The biggest cost to adding green, unsurprisingly, lies with the manabase. This deck has some tough mana requirements. For example, being able to cast Cut Down turn one and Deeproot Wayfinder turn two is easier said than done. A lot of the mana fixing available for the deck, like Riveteer’s Overlook and Deathcap Glade, do not enable you to cast Cut Down turn one. The deck still plays almost a dozen basic Lands, but that means that drawing a hand of only one color and having to mulligan will happen more than you might expect.

The biggest issue the deck has still lies with playing cards on curve. Deathcap Glade especially is great fixing, but simply does not enable early plays on curve. Mono-Black Midrange, by comparison, never has this issue. Mono-Black Midrange also has the luxury of running extra utility lands like Mishra’s Foundry that are great against decks like Esper Control that are on the rise. This begs the question: is playing green worth it?
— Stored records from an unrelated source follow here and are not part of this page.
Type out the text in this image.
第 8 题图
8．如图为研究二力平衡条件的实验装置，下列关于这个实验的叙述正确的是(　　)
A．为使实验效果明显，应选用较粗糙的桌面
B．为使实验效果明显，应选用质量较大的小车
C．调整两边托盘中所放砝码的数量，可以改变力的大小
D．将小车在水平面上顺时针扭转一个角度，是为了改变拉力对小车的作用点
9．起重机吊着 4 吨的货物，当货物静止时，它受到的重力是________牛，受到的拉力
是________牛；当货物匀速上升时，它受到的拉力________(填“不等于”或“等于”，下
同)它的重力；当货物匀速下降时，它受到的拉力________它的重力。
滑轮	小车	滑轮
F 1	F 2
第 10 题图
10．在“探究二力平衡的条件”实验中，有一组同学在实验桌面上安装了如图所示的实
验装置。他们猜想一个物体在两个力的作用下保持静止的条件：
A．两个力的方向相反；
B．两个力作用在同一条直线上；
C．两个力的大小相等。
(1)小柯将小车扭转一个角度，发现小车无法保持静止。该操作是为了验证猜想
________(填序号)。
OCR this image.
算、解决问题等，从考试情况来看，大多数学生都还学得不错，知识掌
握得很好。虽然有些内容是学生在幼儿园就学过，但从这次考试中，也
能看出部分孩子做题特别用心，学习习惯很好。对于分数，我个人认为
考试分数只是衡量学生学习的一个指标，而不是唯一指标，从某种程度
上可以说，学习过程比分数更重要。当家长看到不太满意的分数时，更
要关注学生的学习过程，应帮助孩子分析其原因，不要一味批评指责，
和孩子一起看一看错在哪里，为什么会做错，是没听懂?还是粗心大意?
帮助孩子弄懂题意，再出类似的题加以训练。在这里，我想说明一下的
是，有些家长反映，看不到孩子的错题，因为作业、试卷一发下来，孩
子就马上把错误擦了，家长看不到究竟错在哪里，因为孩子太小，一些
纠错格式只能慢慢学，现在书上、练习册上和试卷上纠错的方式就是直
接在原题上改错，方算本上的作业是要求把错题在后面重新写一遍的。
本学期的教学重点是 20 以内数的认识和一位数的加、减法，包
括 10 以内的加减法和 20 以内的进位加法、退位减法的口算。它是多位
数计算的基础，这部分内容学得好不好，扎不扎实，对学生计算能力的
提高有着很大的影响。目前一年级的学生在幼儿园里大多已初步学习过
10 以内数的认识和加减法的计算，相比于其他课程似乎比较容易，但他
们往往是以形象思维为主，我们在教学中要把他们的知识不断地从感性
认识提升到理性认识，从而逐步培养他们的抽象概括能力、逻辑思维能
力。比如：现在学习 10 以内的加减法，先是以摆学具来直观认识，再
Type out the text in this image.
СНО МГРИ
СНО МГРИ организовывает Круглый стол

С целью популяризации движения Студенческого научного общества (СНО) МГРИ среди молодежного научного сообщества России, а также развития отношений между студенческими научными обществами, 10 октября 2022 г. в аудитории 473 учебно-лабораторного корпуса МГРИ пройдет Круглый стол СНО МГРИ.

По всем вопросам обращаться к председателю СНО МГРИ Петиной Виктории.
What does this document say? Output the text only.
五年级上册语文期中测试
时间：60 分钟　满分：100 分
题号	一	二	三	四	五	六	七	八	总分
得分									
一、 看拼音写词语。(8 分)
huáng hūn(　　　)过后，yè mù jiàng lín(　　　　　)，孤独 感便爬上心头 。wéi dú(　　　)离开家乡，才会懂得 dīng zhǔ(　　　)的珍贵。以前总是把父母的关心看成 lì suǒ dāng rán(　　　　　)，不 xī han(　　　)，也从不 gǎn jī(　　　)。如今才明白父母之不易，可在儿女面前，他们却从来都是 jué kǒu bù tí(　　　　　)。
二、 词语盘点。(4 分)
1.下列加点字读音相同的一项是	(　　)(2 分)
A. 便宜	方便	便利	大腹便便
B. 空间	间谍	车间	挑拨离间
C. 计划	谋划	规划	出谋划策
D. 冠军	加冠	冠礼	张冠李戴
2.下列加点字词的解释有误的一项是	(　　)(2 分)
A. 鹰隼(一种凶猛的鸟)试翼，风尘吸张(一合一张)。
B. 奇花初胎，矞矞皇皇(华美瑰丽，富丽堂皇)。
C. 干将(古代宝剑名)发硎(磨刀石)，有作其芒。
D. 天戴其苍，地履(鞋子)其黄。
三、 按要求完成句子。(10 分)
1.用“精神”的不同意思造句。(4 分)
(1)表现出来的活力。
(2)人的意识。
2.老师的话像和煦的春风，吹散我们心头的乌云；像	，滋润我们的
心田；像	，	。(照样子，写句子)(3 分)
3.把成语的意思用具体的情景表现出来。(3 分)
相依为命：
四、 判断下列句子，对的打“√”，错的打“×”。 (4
This appears to be dependent on the metagame. In my opinion, the difference between running cards like Deeproot Wayfinder or staying with Tenacious Underdog is relatively minor. However, the ability to answer problematic Artifacts and Enchantments is a huge boon for this type of deck and can be important in a variety of situations. As the meta continues to evolve, it’s definitely worth keeping an eye on this deck and what green brings to the table.